Abstract
We appreciate Dr Van Kruiningen’s attention to our review article, 3 his comments regarding the characterization of crypt abscesses, and the opportunity to present additional images that reflect the full spectrum of crypt and mucosal changes noted in the in the FVB.129P2-Abcb1atm1Bor (Mdr1a–/– Taconic Biosciences, Hudson, NY) model (originally reported in Lencioni et al 4 ).

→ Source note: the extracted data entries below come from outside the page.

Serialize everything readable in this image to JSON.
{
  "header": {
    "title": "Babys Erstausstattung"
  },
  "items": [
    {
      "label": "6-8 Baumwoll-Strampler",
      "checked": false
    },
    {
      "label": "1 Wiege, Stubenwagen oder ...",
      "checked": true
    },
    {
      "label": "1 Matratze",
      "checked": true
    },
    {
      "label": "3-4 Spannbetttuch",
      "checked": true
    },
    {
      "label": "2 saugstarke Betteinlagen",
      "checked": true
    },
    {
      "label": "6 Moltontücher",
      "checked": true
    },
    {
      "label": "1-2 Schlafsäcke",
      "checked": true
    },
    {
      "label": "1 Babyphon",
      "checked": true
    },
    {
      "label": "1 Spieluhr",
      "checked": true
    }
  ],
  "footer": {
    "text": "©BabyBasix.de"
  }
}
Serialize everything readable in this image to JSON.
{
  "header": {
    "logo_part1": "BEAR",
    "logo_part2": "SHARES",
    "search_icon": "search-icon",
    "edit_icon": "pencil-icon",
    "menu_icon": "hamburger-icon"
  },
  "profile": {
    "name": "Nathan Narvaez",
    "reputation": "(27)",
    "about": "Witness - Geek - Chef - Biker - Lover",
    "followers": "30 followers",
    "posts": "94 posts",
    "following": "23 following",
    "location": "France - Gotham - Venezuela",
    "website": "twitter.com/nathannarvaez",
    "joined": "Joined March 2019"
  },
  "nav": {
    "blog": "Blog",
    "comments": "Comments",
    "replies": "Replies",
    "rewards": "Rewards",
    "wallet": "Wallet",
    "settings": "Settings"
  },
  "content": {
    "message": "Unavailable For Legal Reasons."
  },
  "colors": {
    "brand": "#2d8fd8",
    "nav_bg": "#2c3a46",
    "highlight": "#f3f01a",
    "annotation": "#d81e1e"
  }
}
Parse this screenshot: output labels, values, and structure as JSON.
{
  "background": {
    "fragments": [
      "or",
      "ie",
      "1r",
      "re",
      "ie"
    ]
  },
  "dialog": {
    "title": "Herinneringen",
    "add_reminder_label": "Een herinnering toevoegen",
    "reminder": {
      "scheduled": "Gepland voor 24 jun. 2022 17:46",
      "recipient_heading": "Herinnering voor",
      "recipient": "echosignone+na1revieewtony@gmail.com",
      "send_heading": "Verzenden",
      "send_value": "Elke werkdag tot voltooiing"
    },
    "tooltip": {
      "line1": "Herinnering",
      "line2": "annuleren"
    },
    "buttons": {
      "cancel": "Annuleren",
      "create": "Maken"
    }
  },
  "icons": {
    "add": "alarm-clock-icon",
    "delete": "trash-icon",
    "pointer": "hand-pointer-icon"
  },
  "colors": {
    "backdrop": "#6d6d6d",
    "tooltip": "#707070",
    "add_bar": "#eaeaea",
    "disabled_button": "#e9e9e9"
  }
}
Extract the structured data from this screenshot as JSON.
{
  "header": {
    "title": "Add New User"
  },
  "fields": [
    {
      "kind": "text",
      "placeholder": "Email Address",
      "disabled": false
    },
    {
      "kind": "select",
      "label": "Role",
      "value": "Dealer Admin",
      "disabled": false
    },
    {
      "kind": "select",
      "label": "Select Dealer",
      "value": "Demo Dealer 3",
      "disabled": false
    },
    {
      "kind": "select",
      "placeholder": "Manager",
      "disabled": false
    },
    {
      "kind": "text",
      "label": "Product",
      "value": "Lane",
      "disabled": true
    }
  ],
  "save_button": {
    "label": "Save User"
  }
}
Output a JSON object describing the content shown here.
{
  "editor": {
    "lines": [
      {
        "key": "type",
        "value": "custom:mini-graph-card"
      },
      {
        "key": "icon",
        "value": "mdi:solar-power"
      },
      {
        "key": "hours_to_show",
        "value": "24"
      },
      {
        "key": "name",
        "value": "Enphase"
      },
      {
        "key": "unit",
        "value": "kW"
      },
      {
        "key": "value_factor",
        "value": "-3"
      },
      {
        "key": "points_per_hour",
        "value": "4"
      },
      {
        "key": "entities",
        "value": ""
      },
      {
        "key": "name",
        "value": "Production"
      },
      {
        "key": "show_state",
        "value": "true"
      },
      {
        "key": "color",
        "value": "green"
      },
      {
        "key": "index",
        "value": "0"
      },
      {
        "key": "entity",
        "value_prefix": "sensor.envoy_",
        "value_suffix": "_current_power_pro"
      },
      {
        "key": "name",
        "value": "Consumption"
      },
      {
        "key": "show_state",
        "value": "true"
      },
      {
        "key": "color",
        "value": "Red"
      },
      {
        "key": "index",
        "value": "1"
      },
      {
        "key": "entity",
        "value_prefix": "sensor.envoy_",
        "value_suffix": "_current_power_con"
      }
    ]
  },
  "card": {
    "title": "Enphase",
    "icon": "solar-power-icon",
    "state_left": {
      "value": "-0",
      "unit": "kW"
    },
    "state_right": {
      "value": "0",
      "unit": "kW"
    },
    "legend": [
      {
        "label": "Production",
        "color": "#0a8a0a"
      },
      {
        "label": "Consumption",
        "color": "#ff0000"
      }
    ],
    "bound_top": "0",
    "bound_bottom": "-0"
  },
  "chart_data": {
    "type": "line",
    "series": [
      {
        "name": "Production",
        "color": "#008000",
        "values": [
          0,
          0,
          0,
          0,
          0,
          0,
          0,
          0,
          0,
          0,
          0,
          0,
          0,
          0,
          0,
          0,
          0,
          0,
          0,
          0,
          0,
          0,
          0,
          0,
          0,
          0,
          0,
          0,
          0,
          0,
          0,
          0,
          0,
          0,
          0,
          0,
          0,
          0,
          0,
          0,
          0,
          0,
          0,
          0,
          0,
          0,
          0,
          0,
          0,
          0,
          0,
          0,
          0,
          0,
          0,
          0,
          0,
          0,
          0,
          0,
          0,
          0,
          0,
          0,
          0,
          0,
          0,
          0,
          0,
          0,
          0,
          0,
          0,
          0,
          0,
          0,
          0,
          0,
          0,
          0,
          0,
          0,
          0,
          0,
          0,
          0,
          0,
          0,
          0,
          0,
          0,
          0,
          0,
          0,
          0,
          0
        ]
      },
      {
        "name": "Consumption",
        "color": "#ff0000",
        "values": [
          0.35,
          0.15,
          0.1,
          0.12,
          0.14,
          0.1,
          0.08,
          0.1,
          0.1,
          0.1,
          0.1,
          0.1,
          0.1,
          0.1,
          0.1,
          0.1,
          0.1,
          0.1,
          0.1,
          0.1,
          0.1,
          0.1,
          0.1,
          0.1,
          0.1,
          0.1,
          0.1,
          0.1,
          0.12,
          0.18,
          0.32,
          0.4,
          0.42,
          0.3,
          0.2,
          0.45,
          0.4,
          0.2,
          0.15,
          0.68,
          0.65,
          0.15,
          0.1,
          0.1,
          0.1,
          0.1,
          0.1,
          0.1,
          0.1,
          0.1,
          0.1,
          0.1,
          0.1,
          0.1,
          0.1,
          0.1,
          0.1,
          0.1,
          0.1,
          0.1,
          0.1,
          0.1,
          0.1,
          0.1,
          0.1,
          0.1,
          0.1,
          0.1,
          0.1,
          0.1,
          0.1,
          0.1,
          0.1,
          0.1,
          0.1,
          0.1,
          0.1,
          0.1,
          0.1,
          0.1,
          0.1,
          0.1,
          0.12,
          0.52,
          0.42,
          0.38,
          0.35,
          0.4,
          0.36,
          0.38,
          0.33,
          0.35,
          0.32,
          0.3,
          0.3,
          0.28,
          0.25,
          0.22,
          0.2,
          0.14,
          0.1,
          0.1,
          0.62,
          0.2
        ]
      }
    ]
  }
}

We agree that the crypt figure initially published in 2008 is not a “bona fide” crypt abscess, as defined in human gastrointestinal pathology and noted by Van Kruiningen. The 2008 figure (see Figure 1 here) was published in a non-pathology-focused journal and was chosen for its orientation so that the Comparative Medicine readership would readily appreciate the general histologic changes compared to the normal tissue presented. We regret the imprecise use of “crypt abscess” in the concise figure legend, rather than “a cystically dilated crypt with attenuated epithelium, containing necrotic epithelial cells, fragments of pyknotic nuclei, and strands of mucus,” as suggested by Van Kruiningen. As seen in Figure 2 and in Figures 4 to 6, there were numerous altered crypts we could have used at the expense of optimal orientation. These presentation decisions were repeated when the image was republished in 2016 without amending the original legend. 3 It is notable that the use of “crypt abscess” in the legend for this particular crypt was published in 2 peer-reviewed journals. Therefore, we believe it is worth expanding on Van Kruiningen’s letter to briefly discuss the diagnostic criteria and significance of crypt abscesses, illustrate their morphology in the human, and present the full spectrum of the crypt morphology in the Mdr1a–/– mouse model coinfected with MNV4 and Helicobacter bilis.
Crypt abscesses are defined as crypts containing intraluminal neutrophils that often are distended and lined by attenuated epithelium (Figs. 2–6). 1,2,5 They are nonspecific and seen in active colitis, including inflammatory bowel diseases (most commonly in ulcerative colitis but also in Crohn's disease and indeterminate colitis), and acute infectious colitis, among others. 1,2,5 The presence of neutrophils in the colon, either within the epithelium (cryptitis) or as crypt abscesses coupled with epithelial damage, indicates an active phase in chronic inflammatory bowel diseases. 1,2,5 Neutrophils may damage the crypts, leading to rupture and destruction. In all species, cyclic inflammation and crypt damage followed by repair lead to distortion of the crypt architecture as the disease process evolves. 1,5,7 Therefore, a spectrum of crypt inflammation and architectural changes may be expected in human and veterinary patients and in animal models of chronic-active colitis. 6,7 Figures 1 to 2 and Figures 4 to 6 illustrate the extent and variability of crypt and mucosal changes and serve to formally document the presence of bona fide crypt abscesses in the Mdr1a–/– coinfection model. For comparison, Figure 3 is a previously published example of a crypt abscess in a human with active-phase ulcerative colitis.
We agree that it is important to use precise descriptions and terminology in comparative pathology and welcome this opportunity to clarify our choice of figure and legend text. We hope the letters and figures presented here aid Veterinary Pathology readers in their appreciation of how imprecision may occur, despite collective efforts; the morphology and significance of crypt abscesses; and the challenges associated with fidelity to human descriptions and terminology in the age of “One Health.”